Scratch the familiar refrain of greed as a cause. Greed has been a constant in human affairs for millennia. It was not a new attribute in the lead up to the crisis.

Today the economy is strong, according to official measures. The United States Bureau of Economic Analysis estimates that GDP growth reached 4.1 percent in the second quarter of 2018. Consumer confidence is high and financial markets are flirting with records. The housing market, the epicenter of the crisis, has recovered in many places. Add low unemployment and things are looking good.

Wall Street has profited every year since the recession ended in 2009. Average Wall Street compensation, consisting of salary and bonus, hit $422,000 in 2017, 13 percent higher than the previous year, according to the New York State Comptroller.

In contrast, the latest Census Bureau data shows that the median income for American employees was $59,039 in 2016. Last month the average hourly wage rose 10 cents, to $27.16, according to the Bureau of Labor Statistics. While that was the largest gain since 2009, the increase was roughly equal to inflation, which eats away at purchasing power.

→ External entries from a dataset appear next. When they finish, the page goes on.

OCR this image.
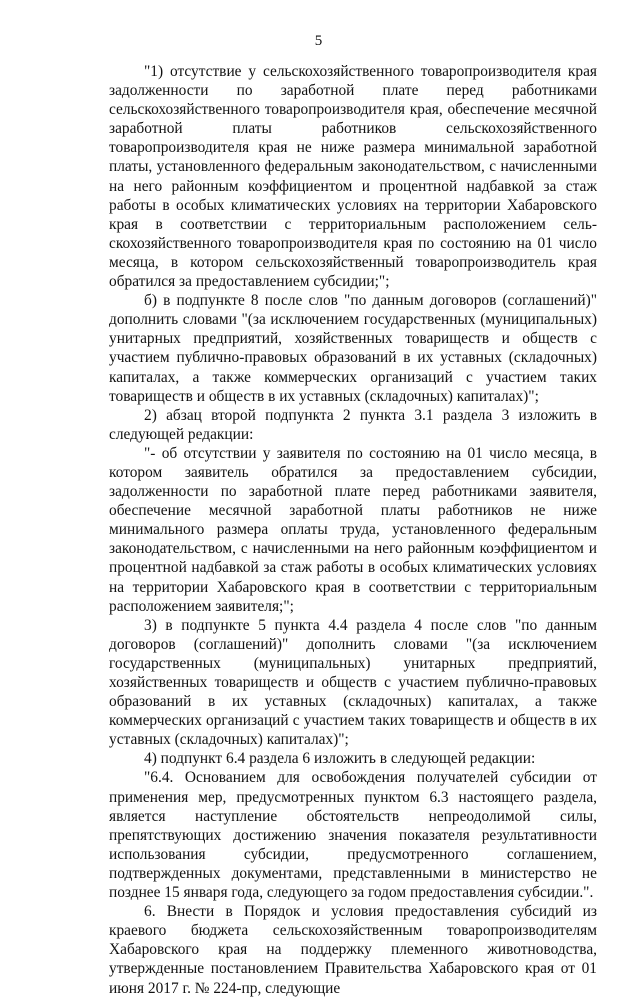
5

"1) отсутствие у сельскохозяйственного товаропроизводителя края задолженности по заработной плате перед работниками сельскохозяйственного товаропроизводителя края, обеспечение месячной заработной платы работников сельскохозяйственного товаропроизводителя края не ниже размера минимальной заработной платы, установленного федеральным законодательством, с начисленными на него районным коэффициентом и процентной надбавкой за стаж работы в особых климатических условиях на территории Хабаровского края в соответствии с территориальным расположением сельскохозяйственного товаропроизводителя края по состоянию на 01 число месяца, в котором сельскохозяйственный товаропроизводитель края обратился за предоставлением субсидии;";

б) в подпункте 8 после слов "по данным договоров (соглашений)" дополнить словами "(за исключением государственных (муниципальных) унитарных предприятий, хозяйственных товариществ и обществ с участием публично-правовых образований в их уставных (складочных) капиталах, а также коммерческих организаций с участием таких товариществ и обществ в их уставных (складочных) капиталах)";

2) абзац второй подпункта 2 пункта 3.1 раздела 3 изложить в следующей редакции:

"- об отсутствии у заявителя по состоянию на 01 число месяца, в котором заявитель обратился за предоставлением субсидии, задолженности по заработной плате перед работниками заявителя, обеспечение месячной заработной платы работников не ниже минимального размера оплаты труда, установленного федеральным законодательством, с начисленными на него районным коэффициентом и процентной надбавкой за стаж работы в особых климатических условиях на территории Хабаровского края в соответствии с территориальным расположением заявителя;";

3) в подпункте 5 пункта 4.4 раздела 4 после слов "по данным договоров (соглашений)" дополнить словами "(за исключением государственных (муниципальных) унитарных предприятий, хозяйственных товариществ и обществ с участием публично-правовых образований в их уставных (складочных) капиталах, а также коммерческих организаций с участием таких товариществ и обществ в их уставных (складочных) капиталах)";

4) подпункт 6.4 раздела 6 изложить в следующей редакции:

"6.4. Основанием для освобождения получателей субсидии от применения мер, предусмотренных пунктом 6.3 настоящего раздела, является наступление обстоятельств непреодолимой силы, препятствующих достижению значения показателя результативности использования субсидии, предусмотренного соглашением, подтвержденных документами, представленными в министерство не позднее 15 января года, следующего за годом предоставления субсидии.".

6. Внести в Порядок и условия предоставления субсидий из краевого бюджета сельскохозяйственным товаропроизводителям Хабаровского края на поддержку племенного животноводства, утвержденные постановлением Правительства Хабаровского края от 01 июня 2017 г. № 224-пр, следующие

The crisis strikes some people as ancient history. Others, who saw their net worth wiped out are still trying to recover. They want Old Testament justice for the financial institutions that got bailed out from their reckless behavior while ordinary people suffered and continue to tread water thanks to ongoing wage stagnation. The hope is that as it gets hard to fill jobs with the country approaching full employment, wages will go up and the average American will enjoy the recovery.

While many analysts hesitate to blame American families for contributing to the financial crisis, they did play a role, aided and abetted by bankers and mortgage brokers. To put their role in context, consider that highly risky mortgages were attractive, given that real wages in the United States had been stagnant since the early 1970s.

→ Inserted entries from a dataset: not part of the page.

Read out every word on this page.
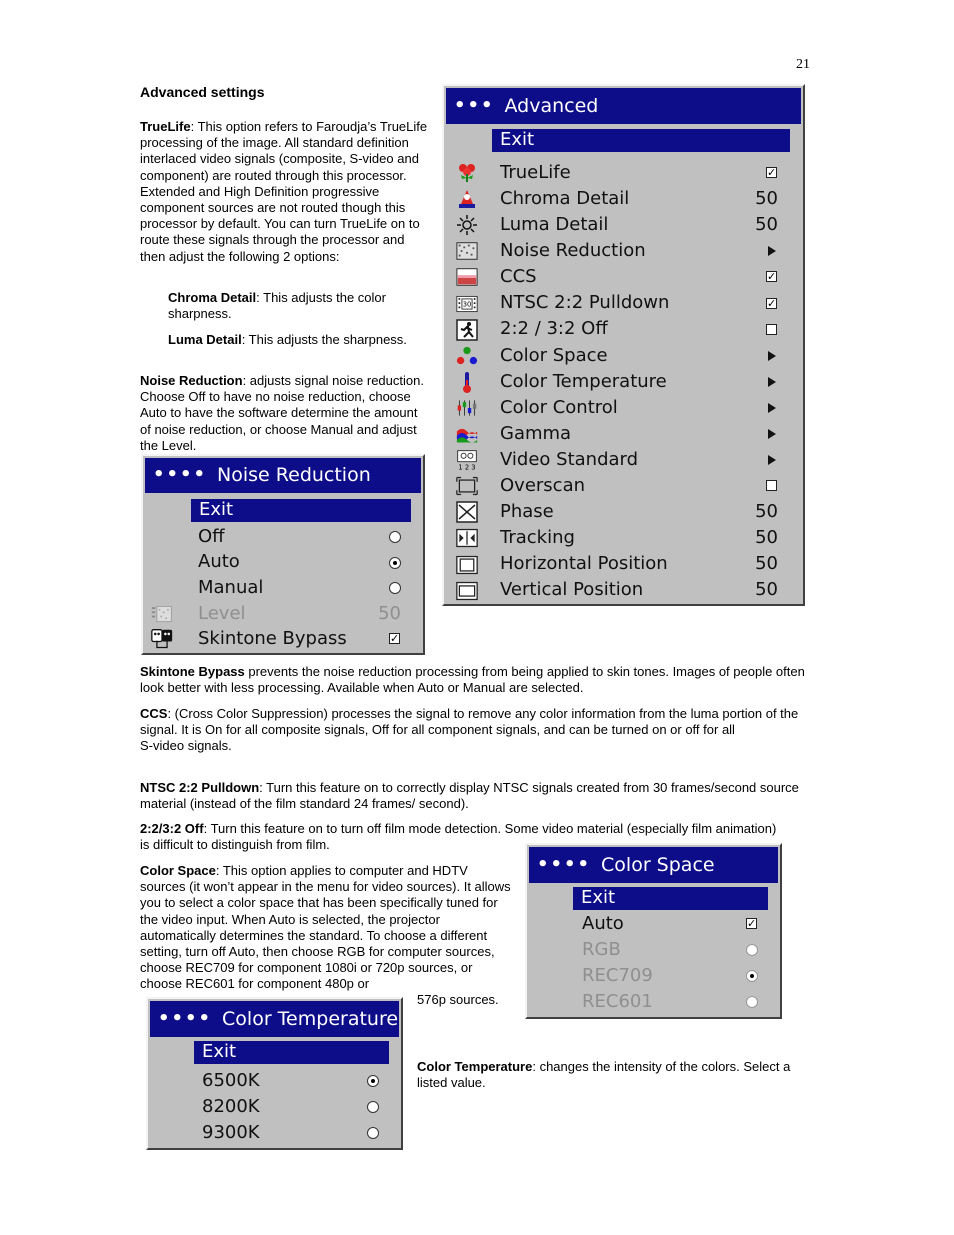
21
Advanced settings

TrueLife: This option refers to Faroudja’s TrueLife processing of the image. All standard definition interlaced video signals (composite, S-video and component) are routed through this processor. Extended and High Definition progressive component sources are not routed though this processor by default. You can turn TrueLife on to route these signals through the processor and then adjust the following 2 options:

Chroma Detail: This adjusts the color sharpness.

Luma Detail: This adjusts the sharpness.

Noise Reduction: adjusts signal noise reduction. Choose Off to have no noise reduction, choose Auto to have the software determine the amount of noise reduction, or choose Manual and adjust the Level.

••• Advanced
Exit
TrueLife	✓
Chroma Detail	50
Luma Detail	50
Noise Reduction
CCS	✓
30 NTSC 2:2 Pulldown	✓
2:2 / 3:2 Off
Color Space
Color Temperature
Color Control
Gamma
1 2 3 Video Standard
Overscan
Phase	50
Tracking	50
Horizontal Position	50
Vertical Position	50
•••• Noise Reduction
Exit
Off
Auto
Manual
Level	50
Skintone Bypass	✓

Skintone Bypass prevents the noise reduction processing from being applied to skin tones. Images of people often look better with less processing. Available when Auto or Manual are selected.

CCS: (Cross Color Suppression) processes the signal to remove any color information from the luma portion of the signal. It is On for all composite signals, Off for all component signals, and can be turned on or off for all
S-video signals.

NTSC 2:2 Pulldown: Turn this feature on to correctly display NTSC signals created from 30 frames/second source material (instead of the film standard 24 frames/ second).

2:2/3:2 Off: Turn this feature on to turn off film mode detection. Some video material (especially film animation) is difficult to distinguish from film.

Color Space: This option applies to computer and HDTV sources (it won’t appear in the menu for video sources). It allows you to select a color space that has been specifically tuned for the video input. When Auto is selected, the projector automatically determines the standard. To choose a different setting, turn off Auto, then choose RGB for computer sources, choose REC709 for component 1080i or 720p sources, or choose REC601 for component 480p or

576p sources.

Color Temperature: changes the intensity of the colors. Select a listed value.

•••• Color Space
Exit
Auto	✓
RGB
REC709
REC601
•••• Color Temperature
Exit
6500K
8200K
9300K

People came to understand the power of leverage, which had previously been available only to wealthy investors. No-down payment mortgages with adjustable rates reduced their initial costs, providing the opportunity to improve their standard of living and enjoy wealth appreciation.

The assumption was that housing prices always increase. The rising value of the house would allow them to refinance and upgrade to a fixed-rate mortgage. When the housing bubble burst, many families were ravaged.

An economy that is strong for some continues to have harmful effects on the physical and emotional health of ordinary Americans. The results are a permanent state of outraged class warfare, declining social mobility, a shrinking middle class, and widening income inequality.

There is much to be mad about and plenty of blame to go around. Wall Street was the ultimate beneficiary of the Great Recession, not Main Street.